C++矩陣乘法計算 || GPU && CPU 實現

阿新 • • 發佈：2019-01-30

前言

矩陣乘法運算是機器學習的基礎。比如，卷積神經網路通過矩陣化輸入資料，然後通過矩陣乘法計算獲得結果。而效能對於演算法是至關重要的事情，所以本文主要介紹c++呼叫普通的矩陣乘法庫進行計算，以及通過cuda計算矩陣乘法。C++常用cblas庫加速cpu上的矩陣乘法運算。為了將速度提高更高，GPU版本矩陣乘法運算則通過cublas庫進行操作，在cublas庫中，使用cublasSgemv()和cublasSgemm()分別進行矩陣向量間的乘法運算與矩陣矩陣間的乘法運算。本文將具體的解釋上述兩個函式的引數以及具體的應用例子。參照官方解釋

矩陣乘法函式解釋

CPU版本矩陣矩陣乘法

cblas有兩個函式實現矩陣乘法，一個是cblas_sgemm(),另一個是cblas_dgemm()兩者的不同點在於傳入引數一個是float型，一個是double型。

void cblas_sgemm(
        OPENBLAS_CONST enum CBLAS_ORDER Order,         // 矩陣儲存形式，行優先或者列優先
        OPENBLAS_CONST enum CBLAS_TRANSPOSE TransA,    // 進行矩陣乘運算前，A是否轉置
        OPENBLAS_CONST enum CBLAS_TRANSPOSE TransB,    // 進行矩陣運算前，B是否轉置
        OPENBLAS_CONST blasint M,                      // A的行數
        OPENBLAS_CONST blasint N, 
                      // B的列數
        OPENBLAS_CONST blasint K,                      // A的列數 <==> B的行數 
		OPENBLAS_CONST double alpha,                   // 比例因子
		OPENBLAS_CONST double *A,                      // A的首地址
		OPENBLAS_CONST blasint lda,                    // A的列數，與是否轉置無關
		OPENBLAS_CONST double 
 *B,                      // B的首地址
		OPENBLAS_CONST blasint ldb,                    // B的列數，與轉置無關
		OPENBLAS_CONST double beta,                    // 比例因子
		double *C,                                     // C的首地址
		OPENBLAS_CONST blasint ldc);                   // C的列數

計算結果: C = alpha * TransA(A) x TransB(B) + beta * C
其中, A為M x K矩陣, B為 K x N矩陣，C 為 M x N 矩陣

CPU版本矩陣向量乘法

void cblas_sgemv(
        OPENBLAS_CONST enum CBLAS_ORDER order,       // A的資料儲存型式  
        OPENBLAS_CONST enum CBLAS_TRANSPOSE trans,   // A進行矩陣運算前，是否轉置
        OPENBLAS_CONST blasint M,                    // 轉置後, A的行維度
        OPENBLAS_CONST blasint N,                    // 轉置後, A的列維度
		OPENBLAS_CONST float alpha,                  // 比例因子
		OPENBLAS_CONST float  *A,                    // A的首地址
		OPENBLAS_CONST blasint lda,                  // A的列數，與轉置無關
		OPENBLAS_CONST float  *X,                    // X的首地址
		OPENBLAS_CONST blasint incx,                 // X的首地址大小
		OPENBLAS_CONST float beta,                   // 比例因子
		float  *Y,                                   // Y的首地址 
		OPENBLAS_CONST blasint incy);                // Y的列數，與轉置無關

運算式子：Y = alpha*trans(A) x X + beta * C
其中，A為M x N的矩陣，而X為N x 1向量，C為M x 1 的向量

可以看出，函式需要傳入的引數比較多，第一個引數是矩陣的儲存型式(可選行優先或者列優先)，

GPU版本矩陣乘法

僅僅使用單精度(float)進行解釋，若想嘗試雙精度(double),可以進入官網檢視相應函式.
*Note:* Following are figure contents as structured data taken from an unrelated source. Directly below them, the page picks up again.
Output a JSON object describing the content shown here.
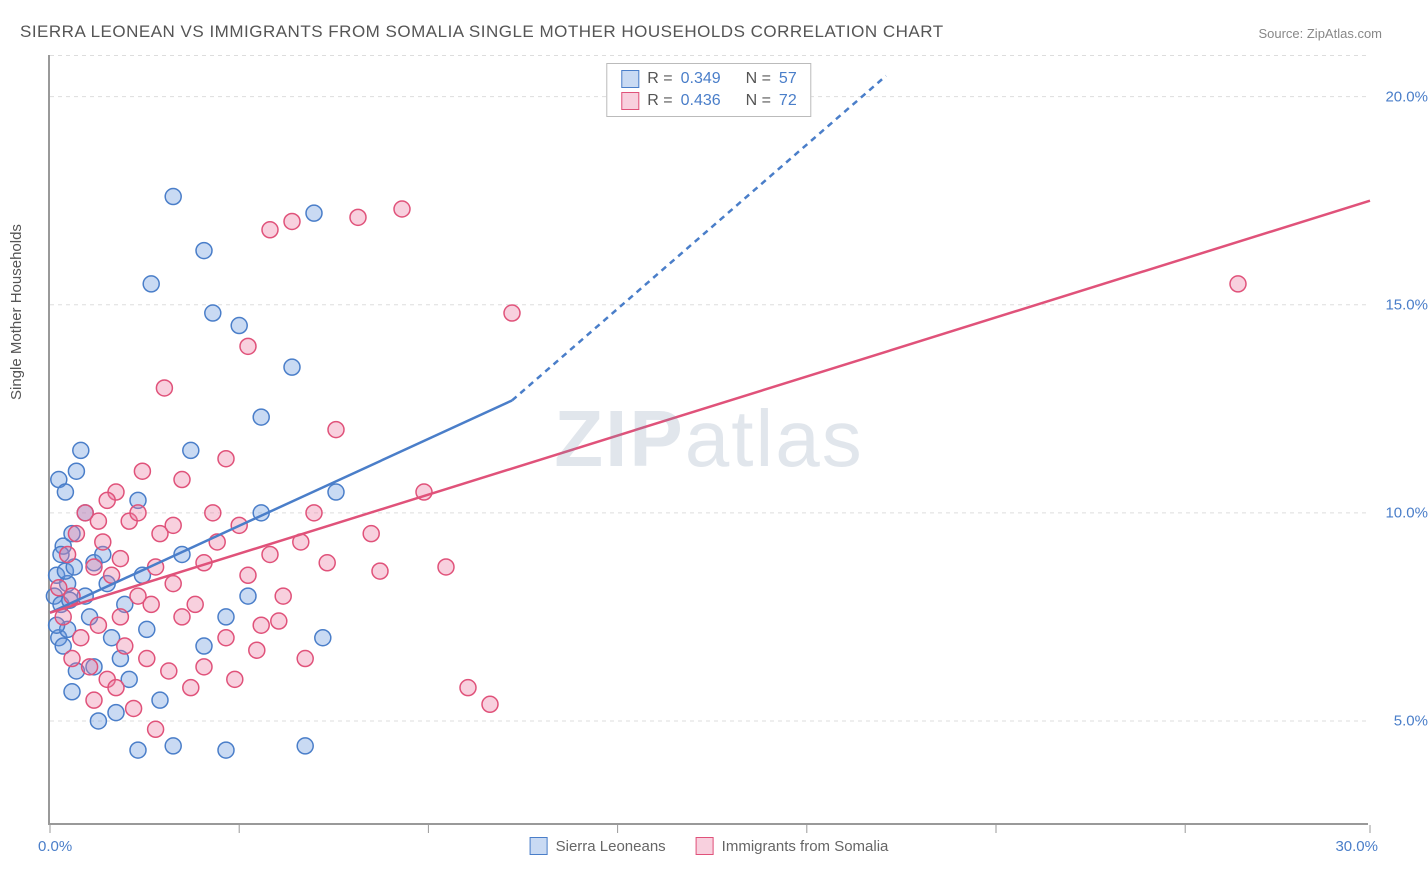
{
  "title": "SIERRA LEONEAN VS IMMIGRANTS FROM SOMALIA SINGLE MOTHER HOUSEHOLDS CORRELATION CHART",
  "source": "Source: ZipAtlas.com",
  "ylabel": "Single Mother Households",
  "watermark": "ZIPatlas",
  "chart": {
    "type": "scatter",
    "background_color": "#ffffff",
    "grid_color": "#dddddd",
    "grid_style": "dashed",
    "axis_color": "#999999",
    "xlim": [
      0,
      30
    ],
    "ylim": [
      2.5,
      21
    ],
    "xtick_positions": [
      0,
      4.3,
      8.6,
      12.9,
      17.2,
      21.5,
      25.8,
      30
    ],
    "xtick_labels_shown": {
      "first": "0.0%",
      "last": "30.0%"
    },
    "ytick_positions": [
      5,
      10,
      15,
      20
    ],
    "ytick_labels": [
      "5.0%",
      "10.0%",
      "15.0%",
      "20.0%"
    ],
    "marker_radius": 8,
    "marker_fill_opacity": 0.35,
    "marker_stroke_width": 1.5,
    "trend_line_width": 2.5,
    "trend_dash": "6,5",
    "label_fontsize": 15,
    "tick_color": "#4a7ec9"
  },
  "stats": {
    "series1": {
      "R": "0.349",
      "N": "57"
    },
    "series2": {
      "R": "0.436",
      "N": "72"
    }
  },
  "series": [
    {
      "name": "Sierra Leoneans",
      "color": "#4a7ec9",
      "fill": "rgba(100,150,220,0.35)",
      "trend": {
        "x1": 0,
        "y1": 7.6,
        "x2_solid": 10.5,
        "y2_solid": 12.7,
        "x2_dash": 19,
        "y2_dash": 20.5
      },
      "points": [
        [
          0.1,
          8.0
        ],
        [
          0.15,
          8.5
        ],
        [
          0.2,
          7.0
        ],
        [
          0.2,
          10.8
        ],
        [
          0.25,
          7.8
        ],
        [
          0.3,
          9.2
        ],
        [
          0.3,
          6.8
        ],
        [
          0.35,
          10.5
        ],
        [
          0.4,
          7.2
        ],
        [
          0.4,
          8.3
        ],
        [
          0.5,
          9.5
        ],
        [
          0.5,
          5.7
        ],
        [
          0.6,
          6.2
        ],
        [
          0.6,
          11.0
        ],
        [
          0.7,
          11.5
        ],
        [
          0.8,
          8.0
        ],
        [
          0.8,
          10.0
        ],
        [
          0.9,
          7.5
        ],
        [
          1.0,
          8.8
        ],
        [
          1.0,
          6.3
        ],
        [
          1.1,
          5.0
        ],
        [
          1.2,
          9.0
        ],
        [
          1.3,
          8.3
        ],
        [
          1.4,
          7.0
        ],
        [
          1.5,
          5.2
        ],
        [
          1.6,
          6.5
        ],
        [
          1.7,
          7.8
        ],
        [
          1.8,
          6.0
        ],
        [
          2.0,
          4.3
        ],
        [
          2.0,
          10.3
        ],
        [
          2.1,
          8.5
        ],
        [
          2.2,
          7.2
        ],
        [
          2.3,
          15.5
        ],
        [
          2.5,
          5.5
        ],
        [
          2.8,
          17.6
        ],
        [
          2.8,
          4.4
        ],
        [
          3.0,
          9.0
        ],
        [
          3.2,
          11.5
        ],
        [
          3.5,
          6.8
        ],
        [
          3.5,
          16.3
        ],
        [
          3.7,
          14.8
        ],
        [
          4.0,
          7.5
        ],
        [
          4.0,
          4.3
        ],
        [
          4.3,
          14.5
        ],
        [
          4.5,
          8.0
        ],
        [
          4.8,
          10.0
        ],
        [
          4.8,
          12.3
        ],
        [
          5.5,
          13.5
        ],
        [
          5.8,
          4.4
        ],
        [
          6.0,
          17.2
        ],
        [
          6.2,
          7.0
        ],
        [
          6.5,
          10.5
        ],
        [
          0.15,
          7.3
        ],
        [
          0.25,
          9.0
        ],
        [
          0.35,
          8.6
        ],
        [
          0.45,
          7.9
        ],
        [
          0.55,
          8.7
        ]
      ]
    },
    {
      "name": "Immigrants from Somalia",
      "color": "#e0527a",
      "fill": "rgba(235,120,160,0.35)",
      "trend": {
        "x1": 0,
        "y1": 7.6,
        "x2_solid": 30,
        "y2_solid": 17.5,
        "x2_dash": 30,
        "y2_dash": 17.5
      },
      "points": [
        [
          0.2,
          8.2
        ],
        [
          0.3,
          7.5
        ],
        [
          0.4,
          9.0
        ],
        [
          0.5,
          6.5
        ],
        [
          0.5,
          8.0
        ],
        [
          0.6,
          9.5
        ],
        [
          0.7,
          7.0
        ],
        [
          0.8,
          10.0
        ],
        [
          0.9,
          6.3
        ],
        [
          1.0,
          8.7
        ],
        [
          1.0,
          5.5
        ],
        [
          1.1,
          7.3
        ],
        [
          1.2,
          9.3
        ],
        [
          1.3,
          6.0
        ],
        [
          1.4,
          8.5
        ],
        [
          1.5,
          10.5
        ],
        [
          1.5,
          5.8
        ],
        [
          1.6,
          7.5
        ],
        [
          1.7,
          6.8
        ],
        [
          1.8,
          9.8
        ],
        [
          1.9,
          5.3
        ],
        [
          2.0,
          8.0
        ],
        [
          2.1,
          11.0
        ],
        [
          2.2,
          6.5
        ],
        [
          2.3,
          7.8
        ],
        [
          2.4,
          4.8
        ],
        [
          2.5,
          9.5
        ],
        [
          2.6,
          13.0
        ],
        [
          2.7,
          6.2
        ],
        [
          2.8,
          8.3
        ],
        [
          3.0,
          7.5
        ],
        [
          3.0,
          10.8
        ],
        [
          3.2,
          5.8
        ],
        [
          3.5,
          8.8
        ],
        [
          3.5,
          6.3
        ],
        [
          3.8,
          9.3
        ],
        [
          4.0,
          11.3
        ],
        [
          4.0,
          7.0
        ],
        [
          4.2,
          6.0
        ],
        [
          4.5,
          8.5
        ],
        [
          4.5,
          14.0
        ],
        [
          4.8,
          7.3
        ],
        [
          5.0,
          9.0
        ],
        [
          5.0,
          16.8
        ],
        [
          5.3,
          8.0
        ],
        [
          5.5,
          17.0
        ],
        [
          5.8,
          6.5
        ],
        [
          6.0,
          10.0
        ],
        [
          6.3,
          8.8
        ],
        [
          6.5,
          12.0
        ],
        [
          7.0,
          17.1
        ],
        [
          7.3,
          9.5
        ],
        [
          7.5,
          8.6
        ],
        [
          8.0,
          17.3
        ],
        [
          8.5,
          10.5
        ],
        [
          9.0,
          8.7
        ],
        [
          9.5,
          5.8
        ],
        [
          10.0,
          5.4
        ],
        [
          10.5,
          14.8
        ],
        [
          27.0,
          15.5
        ],
        [
          1.1,
          9.8
        ],
        [
          1.3,
          10.3
        ],
        [
          1.6,
          8.9
        ],
        [
          2.0,
          10.0
        ],
        [
          2.4,
          8.7
        ],
        [
          2.8,
          9.7
        ],
        [
          3.3,
          7.8
        ],
        [
          3.7,
          10.0
        ],
        [
          4.3,
          9.7
        ],
        [
          4.7,
          6.7
        ],
        [
          5.2,
          7.4
        ],
        [
          5.7,
          9.3
        ]
      ]
    }
  ],
  "legend": {
    "series1_label": "Sierra Leoneans",
    "series2_label": "Immigrants from Somalia"
  },
  "stat_labels": {
    "R": "R =",
    "N": "N ="
  }
}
cublasStatus_t cublasSgemv(cublasHandle_t handle,            //傳入的cublas控制代碼 
                           cublasOperation_t trans,          
                           int m, int n,
                           const float           *alpha,
                           const float           *A, int lda,
                           const float           *x, int incx,
                           const float           *beta,
                           float           *y, int incy)

這個函式實現的是矩陣向量乘法運算:
y = alpha*op(A) x + beta *y
A是一個mxn維的矩陣，以列優先的形式儲存在記憶體中，x,y分別是向量，alpha,beta分別規模因子，也就是倍數關係，而對於矩陣A來說 op(A) = A 如果第二個引數 transa == CUBLAS_OP_N，如果第二個引數為transa == CUBLAS_OP_T，那麼op(A)結果是A的轉置，而如果transa==cublas_op_H，那麼op(A)的結果是A的共軛轉置.
而lda是A矩陣主軸的維度，而incx與incy分別是x,y各個元素之間的間隔。

cublasStatus_t cublasSgemm(cublasHandle_t handle,       //cublas控制代碼
                           cublasOperation_t transa, 
                           cublasOperation_t transb,
                           int m, int n, int k,
                           const float           *alpha,
                           const float           *A, int lda,
                           const float           *B, int ldb,
                           const float           *beta,
                           float           *C, int ldc)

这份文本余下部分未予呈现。